Französische Bräuche in Louisiana
Bei der Recherche nach dem Karneval in Südamerika stoße ich auf den US-amerikanischen Karneval. Dieser nennt sich „Mardi Gras“ und hat seine Ursprünge im europäischen Karneval. Der Name stammt aus dem Französischen und bedeutet „fetter Dienstag“. In Frankreich selbst wird diese Bezeichnung nur für den Dienstag vor Aschermittwoch verwendet, der dem „fetten Donnerstag“ in Deutschland ähnelt, den ich zu Beginn meiner Recherche kennengelernt habe.
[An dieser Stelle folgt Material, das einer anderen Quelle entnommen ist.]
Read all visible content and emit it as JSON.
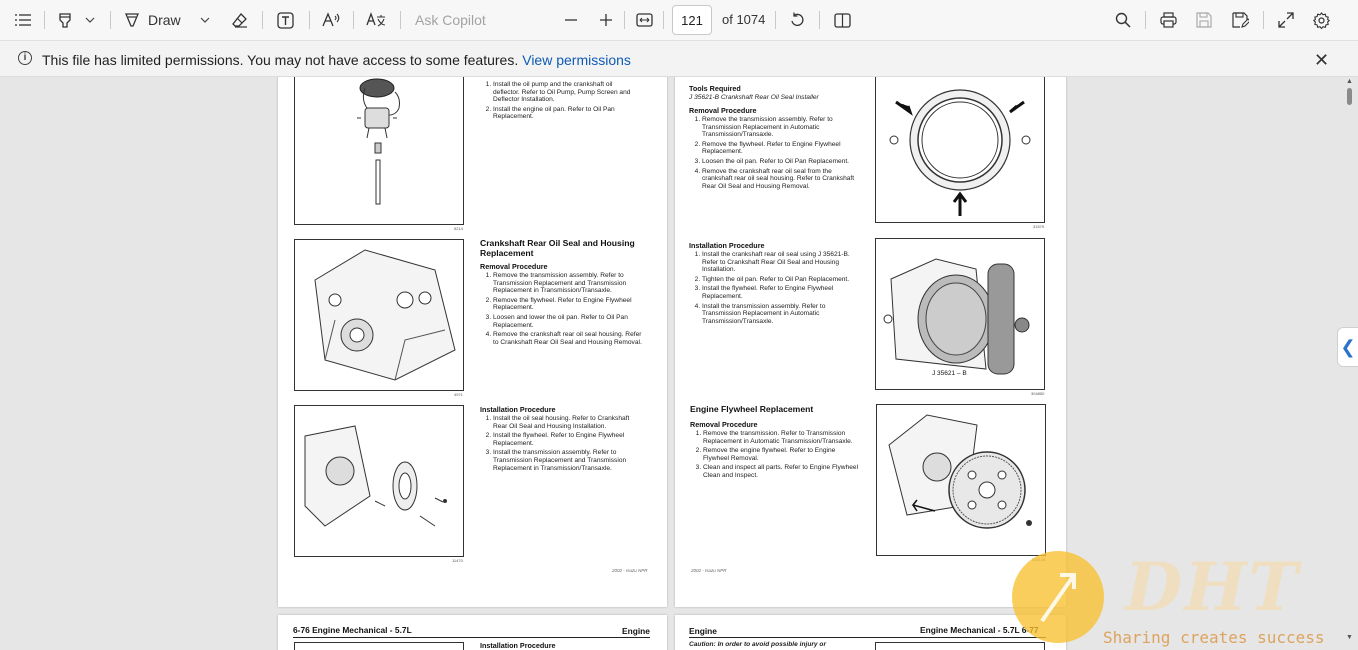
{
  "toolbar": {
    "draw_label": "Draw",
    "ask_copilot_placeholder": "Ask Copilot",
    "current_page": "121",
    "page_total": "of 1074"
  },
  "infobar": {
    "message": "This file has limited permissions. You may not have access to some features.",
    "link": "View permissions"
  },
  "page_left_top": {
    "install_steps": [
      "Install the oil pump and the crankshaft oil deflector. Refer to Oil Pump, Pump Screen and Deflector Installation.",
      "Install the engine oil pan. Refer to Oil Pan Replacement."
    ],
    "fig1_num": "5214",
    "section_title": "Crankshaft Rear Oil Seal and Housing Replacement",
    "removal_heading": "Removal Procedure",
    "removal_steps": [
      "Remove the transmission assembly. Refer to Transmission Replacement and Transmission Replacement in Transmission/Transaxle.",
      "Remove the flywheel. Refer to Engine Flywheel Replacement.",
      "Loosen and lower the oil pan. Refer to Oil Pan Replacement.",
      "Remove the crankshaft rear oil seal housing. Refer to Crankshaft Rear Oil Seal and Housing Removal."
    ],
    "fig2_num": "4971",
    "installation_heading": "Installation Procedure",
    "installation_steps": [
      "Install the oil seal housing. Refer to Crankshaft Rear Oil Seal and Housing Installation.",
      "Install the flywheel. Refer to Engine Flywheel Replacement.",
      "Install the transmission assembly. Refer to Transmission Replacement and Transmission Replacement in Transmission/Transaxle."
    ],
    "fig3_num": "11470",
    "footer": "2002 - Isuzu NPR"
  },
  "page_right_top": {
    "tools_heading": "Tools Required",
    "tools_item": "J 35621-B Crankshaft Rear Oil Seal Installer",
    "removal_heading": "Removal Procedure",
    "removal_steps": [
      "Remove the transmission assembly. Refer to Transmission Replacement in Automatic Transmission/Transaxle.",
      "Remove the flywheel. Refer to Engine Flywheel Replacement.",
      "Loosen the oil pan. Refer to Oil Pan Replacement.",
      "Remove the crankshaft rear oil seal from the crankshaft rear oil seal housing. Refer to Crankshaft Rear Oil Seal and Housing Removal."
    ],
    "fig1_num": "31579",
    "installation_heading": "Installation Procedure",
    "installation_steps": [
      "Install the crankshaft rear oil seal using J 35621-B. Refer to Crankshaft Rear Oil Seal and Housing Installation.",
      "Tighten the oil pan. Refer to Oil Pan Replacement.",
      "Install the flywheel. Refer to Engine Flywheel Replacement.",
      "Install the transmission assembly. Refer to Transmission Replacement in Automatic Transmission/Transaxle."
    ],
    "tool_label": "J 35621 – B",
    "fig2_num": "304850",
    "flywheel_title": "Engine Flywheel Replacement",
    "flywheel_removal_heading": "Removal Procedure",
    "flywheel_removal_steps": [
      "Remove the transmission. Refer to Transmission Replacement in Automatic Transmission/Transaxle.",
      "Remove the engine flywheel. Refer to Engine Flywheel Removal.",
      "Clean and inspect all parts. Refer to Engine Flywheel Clean and Inspect."
    ],
    "fig3_num": "525148",
    "footer": "2002 - Isuzu NPR"
  },
  "page_left_bottom": {
    "header_left": "6-76   Engine Mechanical - 5.7L",
    "header_right": "Engine",
    "installation_heading": "Installation Procedure"
  },
  "page_right_bottom": {
    "header_left": "Engine",
    "header_right": "Engine Mechanical - 5.7L   6-77",
    "caution": "Caution: In order to avoid possible injury or"
  },
  "watermark": {
    "brand": "DHT",
    "tagline": "Sharing creates success"
  },
  "colors": {
    "link": "#0f5ab5",
    "toolbar_bg": "#f7f7f7",
    "viewer_bg": "#e6e6e6",
    "side_tab_chevron": "#2a73c8"
  },
  "icons": [
    "contents-icon",
    "highlight-icon",
    "chevron-down-icon",
    "draw-icon",
    "eraser-icon",
    "text-box-icon",
    "read-aloud-icon",
    "translate-icon",
    "zoom-out-icon",
    "zoom-in-icon",
    "fit-width-icon",
    "rotate-icon",
    "page-view-icon",
    "search-icon",
    "print-icon",
    "save-icon",
    "save-as-icon",
    "fullscreen-icon",
    "settings-icon",
    "info-icon",
    "close-icon",
    "collapse-panel-icon"
  ]
}
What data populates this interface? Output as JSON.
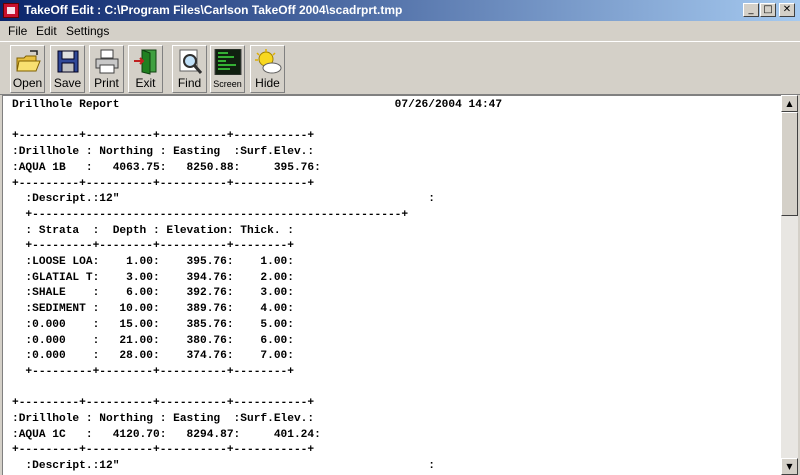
{
  "window": {
    "title": "TakeOff Edit : C:\\Program Files\\Carlson TakeOff 2004\\scadrprt.tmp",
    "controls": {
      "minimize": "_",
      "maximize": "□",
      "close": "✕"
    }
  },
  "menu": {
    "items": [
      "File",
      "Edit",
      "Settings"
    ]
  },
  "toolbar": {
    "buttons": [
      {
        "label": "Open",
        "icon": "open-folder-icon"
      },
      {
        "label": "Save",
        "icon": "floppy-disk-icon"
      },
      {
        "label": "Print",
        "icon": "printer-icon"
      },
      {
        "label": "Exit",
        "icon": "exit-door-icon"
      },
      {
        "label": "Find",
        "icon": "magnifier-icon"
      },
      {
        "label": "Screen",
        "icon": "screen-icon"
      },
      {
        "label": "Hide",
        "icon": "sun-cloud-icon"
      }
    ]
  },
  "report": {
    "text": "Drillhole Report                                         07/26/2004 14:47\n\n+---------+----------+----------+-----------+\n:Drillhole : Northing : Easting  :Surf.Elev.:\n:AQUA 1B   :   4063.75:   8250.88:     395.76:\n+---------+----------+----------+-----------+\n  :Descript.:12\"                                              :\n  +-------------------------------------------------------+\n  : Strata  :  Depth : Elevation: Thick. :\n  +---------+--------+----------+--------+\n  :LOOSE LOA:    1.00:    395.76:    1.00:\n  :GLATIAL T:    3.00:    394.76:    2.00:\n  :SHALE    :    6.00:    392.76:    3.00:\n  :SEDIMENT :   10.00:    389.76:    4.00:\n  :0.000    :   15.00:    385.76:    5.00:\n  :0.000    :   21.00:    380.76:    6.00:\n  :0.000    :   28.00:    374.76:    7.00:\n  +---------+--------+----------+--------+\n\n+---------+----------+----------+-----------+\n:Drillhole : Northing : Easting  :Surf.Elev.:\n:AQUA 1C   :   4120.70:   8294.87:     401.24:\n+---------+----------+----------+-----------+\n  :Descript.:12\"                                              :"
  },
  "scrollbar": {
    "up": "▲",
    "down": "▼"
  }
}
Als sich zu Beginn des 17. Jahrhunderts französische Einwander*innen im heutigen Kanada ansiedelten, nahmen sie ihre Karnevalsbräuche mit in die neue Heimat. Doch wie kamen diese von Kanada nach Louisiana, wo „Mardi Gras“ heutzutage riesengroß gefeiert wird?
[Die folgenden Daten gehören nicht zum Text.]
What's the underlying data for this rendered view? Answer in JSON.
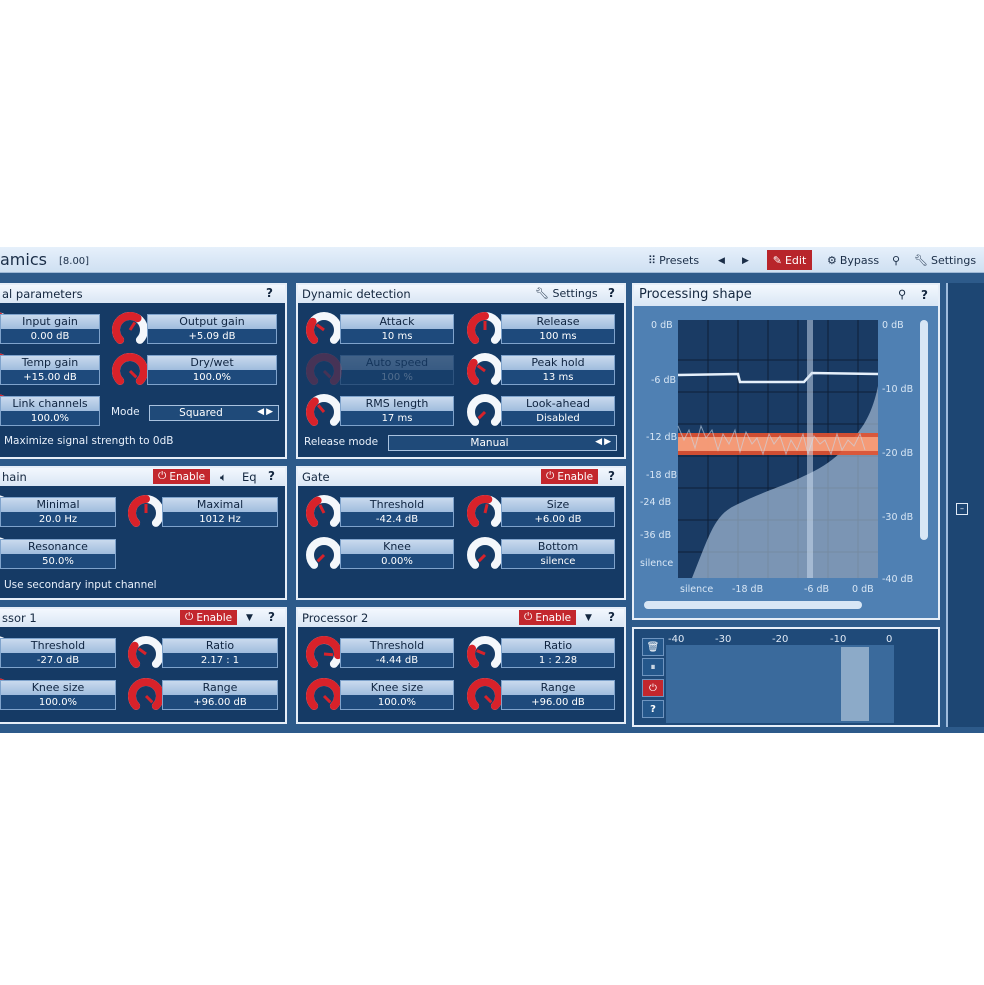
{
  "titlebar": {
    "title": "amics",
    "version": "[8.00]",
    "presets": "Presets",
    "prev": "◀",
    "next": "▶",
    "edit": "Edit",
    "bypass": "Bypass",
    "settings": "Settings"
  },
  "global": {
    "title": "al parameters",
    "help": "?",
    "input_gain": {
      "label": "Input gain",
      "value": "0.00 dB"
    },
    "output_gain": {
      "label": "Output gain",
      "value": "+5.09 dB"
    },
    "temp_gain": {
      "label": "Temp gain",
      "value": "+15.00 dB"
    },
    "dry_wet": {
      "label": "Dry/wet",
      "value": "100.0%"
    },
    "link_channels": {
      "label": "Link channels",
      "value": "100.0%"
    },
    "mode_label": "Mode",
    "mode_value": "Squared",
    "maximize": "Maximize signal strength to 0dB"
  },
  "detection": {
    "title": "Dynamic detection",
    "settings": "Settings",
    "help": "?",
    "attack": {
      "label": "Attack",
      "value": "10 ms"
    },
    "release": {
      "label": "Release",
      "value": "100 ms"
    },
    "auto_speed": {
      "label": "Auto speed",
      "value": "100 %"
    },
    "peak_hold": {
      "label": "Peak hold",
      "value": "13 ms"
    },
    "rms_length": {
      "label": "RMS length",
      "value": "17 ms"
    },
    "look_ahead": {
      "label": "Look-ahead",
      "value": "Disabled"
    },
    "release_mode_label": "Release mode",
    "release_mode_value": "Manual"
  },
  "sidechain": {
    "title": "hain",
    "enable": "Enable",
    "eq": "Eq",
    "help": "?",
    "minimal": {
      "label": "Minimal",
      "value": "20.0 Hz"
    },
    "maximal": {
      "label": "Maximal",
      "value": "1012 Hz"
    },
    "resonance": {
      "label": "Resonance",
      "value": "50.0%"
    },
    "secondary": "Use secondary input channel"
  },
  "gate": {
    "title": "Gate",
    "enable": "Enable",
    "help": "?",
    "threshold": {
      "label": "Threshold",
      "value": "-42.4 dB"
    },
    "size": {
      "label": "Size",
      "value": "+6.00 dB"
    },
    "knee": {
      "label": "Knee",
      "value": "0.00%"
    },
    "bottom": {
      "label": "Bottom",
      "value": "silence"
    }
  },
  "proc1": {
    "title": "ssor 1",
    "enable": "Enable",
    "help": "?",
    "threshold": {
      "label": "Threshold",
      "value": "-27.0 dB"
    },
    "ratio": {
      "label": "Ratio",
      "value": "2.17 : 1"
    },
    "knee": {
      "label": "Knee size",
      "value": "100.0%"
    },
    "range": {
      "label": "Range",
      "value": "+96.00 dB"
    }
  },
  "proc2": {
    "title": "Processor 2",
    "enable": "Enable",
    "help": "?",
    "threshold": {
      "label": "Threshold",
      "value": "-4.44 dB"
    },
    "ratio": {
      "label": "Ratio",
      "value": "1 : 2.28"
    },
    "knee": {
      "label": "Knee size",
      "value": "100.0%"
    },
    "range": {
      "label": "Range",
      "value": "+96.00 dB"
    }
  },
  "shape": {
    "title": "Processing shape",
    "help": "?",
    "left_axis": [
      "0 dB",
      "-6 dB",
      "-12 dB",
      "-18 dB",
      "-24 dB",
      "-36 dB",
      "silence"
    ],
    "right_axis": [
      "0 dB",
      "-10 dB",
      "-20 dB",
      "-30 dB",
      "-40 dB"
    ],
    "bottom_axis": [
      "silence",
      "-18 dB",
      "-6 dB",
      "0 dB"
    ]
  },
  "meter": {
    "scale": [
      "-40",
      "-30",
      "-20",
      "-10",
      "0"
    ],
    "help": "?"
  },
  "knobs": {
    "input_gain": 0.55,
    "output_gain": 0.62,
    "temp_gain": 0.75,
    "dry_wet": 1.0,
    "link_channels": 1.0,
    "attack": 0.3,
    "release": 0.5,
    "auto_speed": 1.0,
    "peak_hold": 0.3,
    "rms_length": 0.35,
    "look_ahead": 0.0,
    "minimal": 0.0,
    "maximal": 0.5,
    "resonance": 0.5,
    "gate_threshold": 0.4,
    "gate_size": 0.55,
    "gate_knee": 0.0,
    "gate_bottom": 0.0,
    "p1_threshold": 0.0,
    "p1_ratio": 0.3,
    "p1_knee": 1.0,
    "p1_range": 1.0,
    "p2_threshold": 0.85,
    "p2_ratio": 0.25,
    "p2_knee": 1.0,
    "p2_range": 1.0
  },
  "colors": {
    "accent": "#c3272d",
    "panel": "#153a65",
    "header": "#e6f0fb"
  }
}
Ich lese, dass die französischen Siedler*innen durch die britische Übernahme der nordamerikanischen Gebiete gezwungen waren, diese zu verlassen. Viele verschlug es daraufhin an die Südwestküste Amerikas, unter anderem nach Louisiana. Dort entwickelte sich das heutige amerikanische „Mardi Gras“. Zunächst kamen durch die spanischen Siedler*innen, die bereits dort lebten, weitere, wenn auch andere, europäische Traditionen hinzu. Außerdem kamen auch hier die Einflüsse der afrikanischen Sklav*innen dazu, genauso wie karibische Karnevalstraditionen, die ebenfalls durch Einwander*innen mitgebracht wurden. Über die Jahre hinweg entwickelte sich so also eine bunte Mischung an Karnevalsbräuchen, die gemeinsam zum amerikanischen „carnival“ oder „Mardi Gras“ wurden, der besonders in New Orleans groß gefeiert wird.
Die Geschichte des Karnevals scheint also tatsächlich sehr viel mit Migration zu tun zu haben. Spannend, dass so viele verschiedene Bräuche nur entstanden, weil Menschen ihr Land verließen und ihre Traditionen mitnahmen.
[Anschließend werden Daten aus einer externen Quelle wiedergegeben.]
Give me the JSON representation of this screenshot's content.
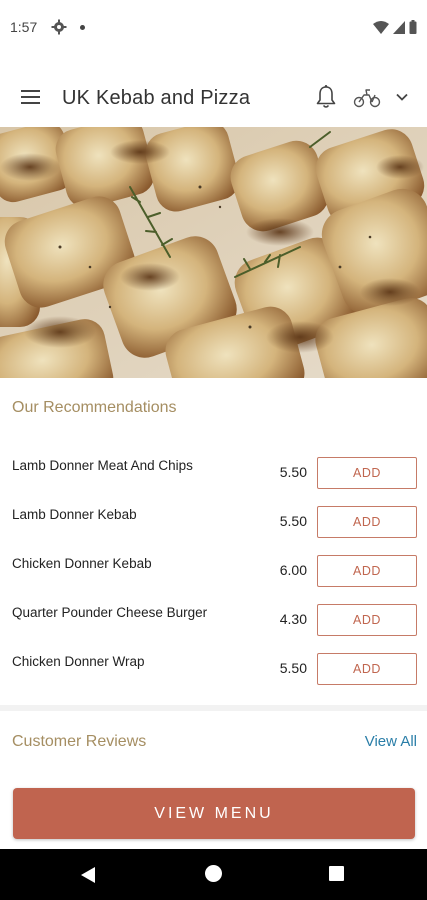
{
  "status_bar": {
    "time": "1:57"
  },
  "app_bar": {
    "title": "UK Kebab and Pizza"
  },
  "recommendations": {
    "title": "Our Recommendations",
    "add_label": "ADD",
    "items": [
      {
        "name": "Lamb Donner Meat And Chips",
        "price": "5.50"
      },
      {
        "name": "Lamb Donner Kebab",
        "price": "5.50"
      },
      {
        "name": "Chicken Donner Kebab",
        "price": "6.00"
      },
      {
        "name": "Quarter Pounder Cheese Burger",
        "price": "4.30"
      },
      {
        "name": "Chicken Donner Wrap",
        "price": "5.50"
      }
    ]
  },
  "reviews": {
    "title": "Customer Reviews",
    "view_all": "View All"
  },
  "cta": {
    "label": "VIEW MENU"
  },
  "colors": {
    "accent": "#c0644f",
    "section_title": "#a58e62",
    "link": "#2a7ea8"
  },
  "icons": [
    "settings-icon",
    "wifi-icon",
    "signal-icon",
    "battery-icon",
    "menu-icon",
    "bell-icon",
    "scooter-icon",
    "chevron-down-icon",
    "back-icon",
    "home-icon",
    "recents-icon"
  ]
}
Von New York nach Bremerhaven
Doch was ist mit den Menschen, die keine eigenen Bräuche mitnehmen, sondern in einem Land mit eigenen Karnevalstraditionen ankommen? Ich erinnere mich wieder an den Faschingsorden, der Teil der Museumssammlung ist, und beschließe mir die Geschichte dahinter etwas genauer anzuschauen.
Der Faschingsorden gehört Helmuth Osmers. Dieser wird 1929 als Sohn deutscher Auswander*innen in Amerika geboren, wächst jedoch ab seinem zweiten Lebensjahr in Bremerhaven auf. Sein Leben lang wandert er zwischen den USA und Deutschland hin und her und schafft sich so zwei Heimaten. Als Erwachsener kommt er in seiner deutschen Heimat, in Würzburg, mit den Karnevalsbräuchen in Berührung. Er engagiert sich dort im örtlichen Karnevalsverein und wird 1965 zum „Prinz von Würzburg“ ernannt. Ich erfahre, dass es sich beim Titel „Faschingsprinz“ um eine besondere Auszeichnung innerhalb des Karnevals handelt, die derjenigen Person verliehen wird, die sich besonders für die Angelegenheiten des Vereins eingesetzt hat. Der „Prinz“ wird damit für diese Saison zum Oberhaupt der Narren gewählt.
Doch ich entdecke nicht nur die allgemeine Bedeutung des Ordens, sondern auch, was diese Auszeichnung für Helmuth Osmers persönlich bedeutet: Der Orden symbolisiert für ihn ein Gefühl der Heimat, das er nicht nur in Deutschland, sondern auch in den USA verspürte. Seine Tätigkeit im Karnevalsverein gibt ihm die Möglichkeit, wertvolle Beziehungen aufzubauen und so einen Ort zu einer Heimat zu machen. Um die Verbundenheit zu den beiden Orten seines Lebens zu verdeutlichen, sind auf seinem Orden sowohl die Alte Mainbrücke in Würzburg als auch die Skyline von New York zu sehen.
Es scheint, dass Karneval doch sehr viel mehr mit Migration zu tun hat als ich am Anfang vermutet habe. Diese vielfältigen Bräuche und Traditionen erlauben es nicht nur, dass Menschen in Deutschland sich mit ihrer Heimat verbunden fühlen, sondern geben auch Vielen die Möglichkeit, ein Stückchen Heimat mitzunehmen auf dem Weg in ein neues Leben. Und wie schön, dass die vielen verschiedenen Bräuche sich mischen, verbinden und dann vielleicht für die nächsten Generationen ein Stück Heimat symbolisieren.